そして、修正箇所の修正である。何回か収録された音源は、全てコンピュータに入っているので、間違っている箇所に、正しく演奏されているテイクのその部分をコピーして、貼り付けるといった切り貼り作業を基本にして修正していく。
打楽器の間違いは比較的簡単に修正が可能だ。ただ、あまりに数が多い。これもことのほか手間取ってしまった。

難しいのは、オルガンや笙のような連続して音が流れる楽器である。別のテイクから同じものを切り取って貼り付けても、若干リズムや音量が違うことにより、前後に違和感が出てしまう。慎重にカット&ペーストし、検聴してはまた補正を繰り返していく作業が続く。

そして各トラックのミックスである。この時に、このCDを聴く者に対して、どの楽器を、どの位置に定位させるかが決まる。私の中では、ある程度想定はしていたのだが、やはりプロの意見も聞きたい。しばし相談の上、コーラス3パートは、中央にアルト、向かって左側にソプラノ、右側に男声をできるだけ中心に近づけて配置した。典楽器は、中央寄りの右側に笙、篳篥、龍笛の順に配置した。打楽器は、コーラスや典楽器の後ろに中央を太鼓、左に鞨鼓、右に鉦鼓といった具合に配置した。
2章で使用するピアノは左側にした。オルガンについては迷ったが、全体にかぶせるように左右から聞こえるようにした。2章全体を包み込むように支える響きとなるように。

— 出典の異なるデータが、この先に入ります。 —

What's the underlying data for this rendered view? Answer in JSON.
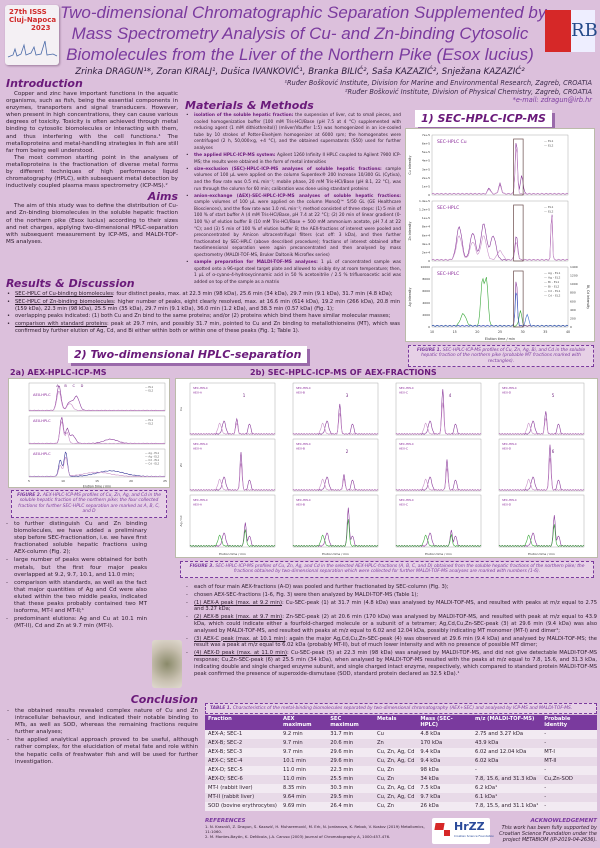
{
  "conference_logo": {
    "line1": "27th ISSS",
    "line2": "Cluj-Napoca",
    "line3": "2023"
  },
  "institute_logo": "RB",
  "title": [
    "Two-dimensional Chromatographic Separation Supplemented by",
    "Mass Spectrometry Analysis of Cu- and Zn-binding Cytosolic",
    "Biomolecules from the Liver of the Northern Pike (Esox lucius)"
  ],
  "authors": "Zrinka DRAGUN¹*, Zoran KIRALJ¹, Dušica IVANKOVIĆ¹, Branka BILIĆ², Saša KAZAZIĆ², Snježana KAZAZIĆ²",
  "affiliations": [
    "¹Ruđer Bošković Institute, Division for Marine and Environmental Research, Zagreb, CROATIA",
    "²Ruđer Bošković Institute, Division of Physical Chemistry, Zagreb, CROATIA"
  ],
  "email": "*e-mail: zdragun@irb.hr",
  "introduction": {
    "heading": "Introduction",
    "paragraphs": [
      "Copper and zinc have important functions in the aquatic organisms, such as fish, being the essential components in enzymes, transporters and signal transducers. However, when present in high concentrations, they can cause various degrees of toxicity. Toxicity is often achieved through metal binding to cytosolic biomolecules or interacting with them, and thus interfering with the cell functions.¹ The metalloproteins and metal-handling strategies in fish are still far from being well understood.",
      "The most common starting point in the analyses of metalloproteins is the fractionation of diverse metal forms by different techniques of high performance liquid chromatography (HPLC), with subsequent metal detection by inductively coupled plasma mass spectrometry (ICP-MS).²"
    ]
  },
  "aims": {
    "heading": "Aims",
    "text": "The aim of this study was to define the distribution of Cu- and Zn-binding biomolecules in the soluble hepatic fraction of the northern pike (Esox lucius) according to their sizes and net charges, applying two-dimensional HPLC-separation with subsequent measurement by ICP-MS, and MALDI-TOF-MS analyses."
  },
  "methods": {
    "heading": "Materials & Methods",
    "items": [
      {
        "label": "isolation of the soluble hepatic fraction:",
        "text": " the suspension of liver, cut to small pieces, and cooled homogenization buffer [100 mM Tris-HCl/Base (pH 7.5 at 4 °C) supplemented with reducing agent (1 mM dithiothreitol)] (mliver/Vbuffer 1:5) was homogenized in an ice-cooled tube by 10 strokes of Potter-Elvehjem homogenizer at 6000 rpm; the homogenates were centrifuged (2 h, 50,000×g, +4 °C), and the obtained supernatants (S50) used for further analyses"
      },
      {
        "label": "the applied HPLC-ICP-MS system:",
        "text": " Agilent 1260 Infinity II HPLC coupled to Agilent 7900 ICP-MS; the results were obtained in the form of metal intensities"
      },
      {
        "label": "size-exclusion (SEC)-HPLC-ICP-MS analyses of soluble hepatic fractions:",
        "text": " sample volumes of 100 μL were applied on the column Superdex® 200 Increase 10/300 GL (Cytiva), and the flow rate was 0.5 mL min⁻¹; mobile phase, 20 mM Tris-HCl/Base (pH 8.1, 22 °C), was run through the column for 60 min; calibration was done using standard proteins"
      },
      {
        "label": "anion-exchange (AEX)-SEC-HPLC-ICP-MS analyses of soluble hepatic fractions:",
        "text": " sample volumes of 100 μL were applied on the column MonoQ™ 5/50 GL (GE Healthcare Biosciences), and the flow rate was 1.0 mL min⁻¹; method consisted of three steps: (1) 5 min of 100 % of start buffer A (4 mM Tris-HCl/Base, pH 7.4 at 22 °C); (2) 20 min of linear gradient (0-100 %) of elution buffer B (10 mM Tris-HCl/Base + 500 mM ammonium acetate, pH 7.4 at 22 °C); and (3) 5 min of 100 % of elution buffer B; the AEX-fractions of interest were pooled and preconcentrated by Amicon ultracentrifugal filters (cut off: 3 kDa), and then further fractionated by SEC-HPLC (above described procedure); fractions of interest obtained after twodimensional separation were again preconcentrated and then analysed by mass spectrometry (MALDI-TOF-MS, Bruker Daltonik Microflex series)"
      },
      {
        "label": "sample preparation for MALDI-TOF-MS analyses:",
        "text": " 1 μL of concentrated sample was spotted onto a 96-spot steel target plate and allowed to visibly dry at room temperature; then, 1 μL of α-cyano-4-hydroxycinnamic acid in 50 % acetonitrile / 2.5 % trifluoroacetic acid was added on top of the sample as a matrix"
      }
    ]
  },
  "results": {
    "heading": "Results & Discussion",
    "items": [
      {
        "label": "SEC-HPLC of Cu-binding biomolecules",
        "text": ": four distinct peaks, max. at 22.3 min (98 kDa), 25.6 min (34 kDa), 29.7 min (9.1 kDa), 31.7 min (4.8 kDa);"
      },
      {
        "label": "SEC-HPLC of Zn-binding biomolecules",
        "text": ": higher number of peaks, eight clearly resolved, max. at 16.6 min (614 kDa), 19.2 min (266 kDa), 20.8 min (159 kDa), 22.3 min (98 kDa), 25.5 min (35 kDa), 29.7 min (9.1 kDa), 36.0 min (1.2 kDa), and 38.3 min (0.57 kDa) (Fig. 1);"
      },
      {
        "label": "",
        "text": "overlapping peaks indicated: (1) both Cu and Zn bind to the same proteins; and/or (2) proteins which bind them have similar molecular masses;"
      },
      {
        "label": "comparison with standard proteins",
        "text": ": peak at 29.7 min, and possibly 31.7 min, pointed to Cu and Zn binding to metallothioneins (MT), which was confirmed by further elution of Ag, Cd, and Bi either within both or within one of these peaks (Fig. 1; Table 1)."
      }
    ]
  },
  "section1": {
    "title": "1) SEC-HPLC-ICP-MS",
    "panels": [
      {
        "label": "SEC-HPLC Cu",
        "ylabel": "Cu Intensity",
        "legend": [
          "EL1",
          "EL2"
        ],
        "yticks": [
          "0",
          "1e+5",
          "2e+5",
          "3e+5",
          "4e+5",
          "5e+5",
          "6e+5",
          "7e+5"
        ]
      },
      {
        "label": "SEC-HPLC",
        "ylabel": "Zn Intensity",
        "legend": [
          "EL1",
          "EL2"
        ],
        "yticks": [
          "0",
          "2e+4",
          "4e+4",
          "6e+4",
          "8e+4",
          "1e+5",
          "1.2e+5",
          "1.4e+5"
        ]
      },
      {
        "label": "SEC-HPLC",
        "ylabel": "Ag Intensity",
        "ylabel2": "Bi, Cd Intensity",
        "legend": [
          "Ag - EL1",
          "Ag - EL2",
          "Bi - EL1",
          "Bi - EL2",
          "Cd - EL1",
          "Cd - EL2"
        ],
        "yticks": [
          "0",
          "2000",
          "4000",
          "6000",
          "8000",
          "10000"
        ],
        "yticks2": [
          "0",
          "200",
          "400",
          "600",
          "800",
          "1000",
          "1200",
          "1400"
        ]
      }
    ],
    "xticks": [
      "10",
      "15",
      "20",
      "25",
      "30",
      "35",
      "40"
    ],
    "xlabel": "Elution time / min",
    "caption_label": "FIGURE 1.",
    "caption": " SEC-HPLC-ICP-MS profiles of Cu, Zn, Ag, Bi, and Cd in the soluble hepatic fraction of the northern pike (probable MT fractions marked with rectangles)."
  },
  "section2": {
    "title": "2) Two-dimensional HPLC-separation",
    "fig2": {
      "heading": "2a) AEX-HPLC-ICP-MS",
      "panels": [
        {
          "label": "AEX-HPLC",
          "legend": [
            "EL1",
            "EL2"
          ]
        },
        {
          "label": "AEX-HPLC",
          "legend": [
            "EL1",
            "EL2"
          ]
        },
        {
          "label": "AEX-HPLC",
          "legend": [
            "Ag - EL1",
            "Ag - EL2",
            "Cd - EL1",
            "Cd - EL2"
          ]
        }
      ],
      "markers": [
        "A",
        "B",
        "C",
        "D"
      ],
      "xticks": [
        "5",
        "10",
        "15",
        "20",
        "25"
      ],
      "xlabel": "Elution time / min",
      "caption_label": "FIGURE 2.",
      "caption": " AEX-HPLC-ICP-MS profiles of Cu, Zn, Ag, and Cd in the soluble hepatic fraction of the northern pike; the four collected fractions for further SEC-HPLC separation are marked as A, B, C, and D"
    },
    "fig3": {
      "heading": "2b) SEC-HPLC-ICP-MS OF AEX-FRACTIONS",
      "columns": [
        "AEX-A",
        "AEX-B",
        "AEX-C",
        "AEX-D"
      ],
      "rows": [
        "Cu",
        "Zn",
        "Ag / Cd"
      ],
      "numbers": [
        "1",
        "2",
        "3",
        "4",
        "5",
        "6"
      ],
      "xlabel": "Elution time / min",
      "caption_label": "FIGURE 3.",
      "caption": " SEC-HPLC-ICP-MS profiles of Cu, Zn, Ag, and Cd in the selected AEX-HPLC-fractions (A, B, C, and D) obtained from the soluble hepatic fractions of the northern pike; the fractions obtained by two-dimensional separation which were collected for further MALDI-TOF-MS analyses are marked with numbers (1-6)."
    }
  },
  "left_bullets": [
    "to further distinguish Cu and Zn binding biomolecules, we have added a preliminary step before SEC-fractionation, i.e. we have first fractionated soluble hepatic fractions using AEX-column (Fig. 2);",
    "large number of peaks were obtained for both metals, but the first four major peaks overlapped at 9.2, 9.7, 10.1, and 11.0 min;",
    "comparison with standards, as well as the fact that major quantities of Ag and Cd were also eluted within the two middle peaks, indicated that these peaks probably contained two MT isoforms, MT-I and MT-II;¹",
    "predominant elutions: Ag and Cu at 10.1 min (MT-II), Cd and Zn at 9.7 min (MT-I)."
  ],
  "right_bullets": [
    {
      "label": "",
      "text": "each of four main AEX-fractions (A-D) was pooled and further fractionated by SEC-column (Fig. 3);"
    },
    {
      "label": "",
      "text": "chosen AEX-SEC-fractions (1-6, Fig. 3) were then analyzed by MALDI-TOF-MS (Table 1);"
    },
    {
      "label": "(1) AEX-A peak (max. at 9.2 min)",
      "text": ": Cu-SEC-peak (1) at 31.7 min (4.8 kDa) was analysed by MALDI-TOF-MS, and resulted with peaks at m/z equal to 2.75 and 3.27 kDa;"
    },
    {
      "label": "(2) AEX-B peak (max. at 9.7 min)",
      "text": ": Zn-SEC-peak (2) at 20.6 min (170 kDa) was analysed by MALDI-TOF-MS, and resulted with peak at m/z equal to 43.9 kDa, which could indicate either a fourfold-charged molecule or a subunit of a tetramer; Ag,Cd,Cu,Zn-SEC-peak (3) at 29.6 min (9.4 kDa) was also analysed by MALDI-TOF-MS, and resulted with peaks at m/z equal to 6.02 and 12.04 kDa, possibly indicating MT monomer (MT-I) and dimer¹;"
    },
    {
      "label": "(3) AEX-C peak (max. at 10.1 min)",
      "text": ": again the major Ag,Cd,Cu,Zn-SEC-peak (4) was observed at 29.6 min (9.4 kDa) and analysed by MALDI-TOF-MS; the result was a peak at m/z equal to 6.02 kDa (probably MT-II), but of much lower intensity and with no presence of possible MT dimer;"
    },
    {
      "label": "(4) AEX-D peak (max. at 11.0 min)",
      "text": ": Cu-SEC-peak (5) at 22.3 min (98 kDa) was analysed by MALDI-TOF-MS, and did not give detectable MALDI-TOF-MS response; Cu,Zn-SEC-peak (6) at 25.5 min (34 kDa), when analysed by MALDI-TOF-MS resulted with the peaks at m/z equal to 7.8, 15.6, and 31.3 kDa, indicating double and single charged enzyme subunit, and single charged intact enzyme, respectively, which compared to standard protein MALDI-TOF-MS peak confirmed the presence of superoxide-dismutase (SOD, standard protein declared as 32.5 kDa).¹"
    }
  ],
  "conclusion": {
    "heading": "Conclusion",
    "items": [
      "the obtained results revealed complex nature of Cu and Zn intracellular behaviour, and indicated their notable binding to MTs, as well as SOD, whereas the remaining fractions require further analyses;",
      "the applied analytical approach proved to be useful, although rather complex, for the elucidation of metal fate and role within the hepatic cells of freshwater fish and will be used for further investigation."
    ]
  },
  "table": {
    "caption_label": "TABLE 1.",
    "caption": " Characteristics of the metal-binding biomolecules separated by two-dimensional chromatography (AEX+SEC) and analysed by ICP-MS and MALDI-TOF-MS.",
    "headers": [
      "Fraction",
      "AEX maximum",
      "SEC maximum",
      "Metals",
      "Mass (SEC-HPLC)",
      "m/z (MALDI-TOF-MS)",
      "Probable identity"
    ],
    "rows": [
      [
        "AEX-A; SEC-1",
        "9.2 min",
        "31.7 min",
        "Cu",
        "4.8 kDa",
        "2.75 and 3.27 kDa",
        "-"
      ],
      [
        "AEX-B; SEC-2",
        "9.7 min",
        "20.6 min",
        "Zn",
        "170 kDa",
        "43.9 kDa",
        "-"
      ],
      [
        "AEX-B; SEC-3",
        "9.7 min",
        "29.6 min",
        "Cu, Zn, Ag, Cd",
        "9.4 kDa",
        "6.02 and 12.04 kDa",
        "MT-I"
      ],
      [
        "AEX-C; SEC-4",
        "10.1 min",
        "29.6 min",
        "Cu, Zn, Ag, Cd",
        "9.4 kDa",
        "6.02 kDa",
        "MT-II"
      ],
      [
        "AEX-D; SEC-5",
        "11.0 min",
        "22.3 min",
        "Cu, Zn",
        "98 kDa",
        "-",
        "-"
      ],
      [
        "AEX-D; SEC-6",
        "11.0 min",
        "25.5 min",
        "Cu, Zn",
        "34 kDa",
        "7.8, 15.6, and 31.3 kDa",
        "Cu,Zn-SOD"
      ],
      [
        "MT-I (rabbit liver)",
        "8.35 min",
        "30.3 min",
        "Cu, Zn, Ag, Cd",
        "7.5 kDa",
        "6.2 kDa¹",
        "-"
      ],
      [
        "MT-II (rabbit liver)",
        "9.64 min",
        "29.5 min",
        "Cu, Zn, Ag, Cd",
        "9.7 kDa",
        "6.1 kDa¹",
        "-"
      ],
      [
        "SOD (bovine erythrocytes)",
        "9.69 min",
        "26.4 min",
        "Cu, Zn",
        "26 kDa",
        "7.8, 15.5, and 31.1 kDa¹",
        "-"
      ]
    ]
  },
  "references": {
    "heading": "REFERENCES",
    "items": [
      "1. N. Krasnići, Z. Dragun, S. Kazazić, H. Muharemović, M. Erk, N. Jordanova, K. Rebok, V. Kostov (2019) Metallomics, 11:1060.",
      "2. M. Montes-Bayón, K. DeNicola, J.A. Caruso (2003) Journal of Chromatography A, 1000:457-476."
    ]
  },
  "funder_logo": {
    "name": "HrZZ",
    "sub": "Croatian Science Foundation"
  },
  "acknowledgement": {
    "heading": "ACKNOWLEDGEMENT",
    "text": "This work has been fully supported by Croatian Science Foundation under the project METABIOM (IP-2019-04-2636)."
  },
  "colors": {
    "background": "#dcc0dc",
    "title": "#7a3a9e",
    "heading": "#6a1a7a",
    "table_header": "#7a3a9e",
    "trace_el1": "#8a3a9a",
    "trace_el2": "#c890c8",
    "trace_bi": "#3aa83a"
  }
}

あとは、各楽器のボリューム調整である。一番迷ったのは、典楽器とコーラスの音量のバランスであった。本来なら、コーラスが入れば典楽器はボリュームを下げてコーラスを生かすのだが、となると典楽器はコーラスの伴奏楽器なのか、という問いかけが一方にあって、なかなか踏ん切りがつかない。あーでもない、こーでもないと業者の方と話をしながら、ようやくある一点で落ち着いた。
ノリとしては、「コーラスとともに歌う典楽器」である。

終了したのは、夜の8時を回っていた。この間缶詰状態・・・・。疲れた。
しかし、CDのジャケット作成や、楽譜の装丁等、やらなければならないことは、まだまだある。ほんとうに間に合うのだろうか。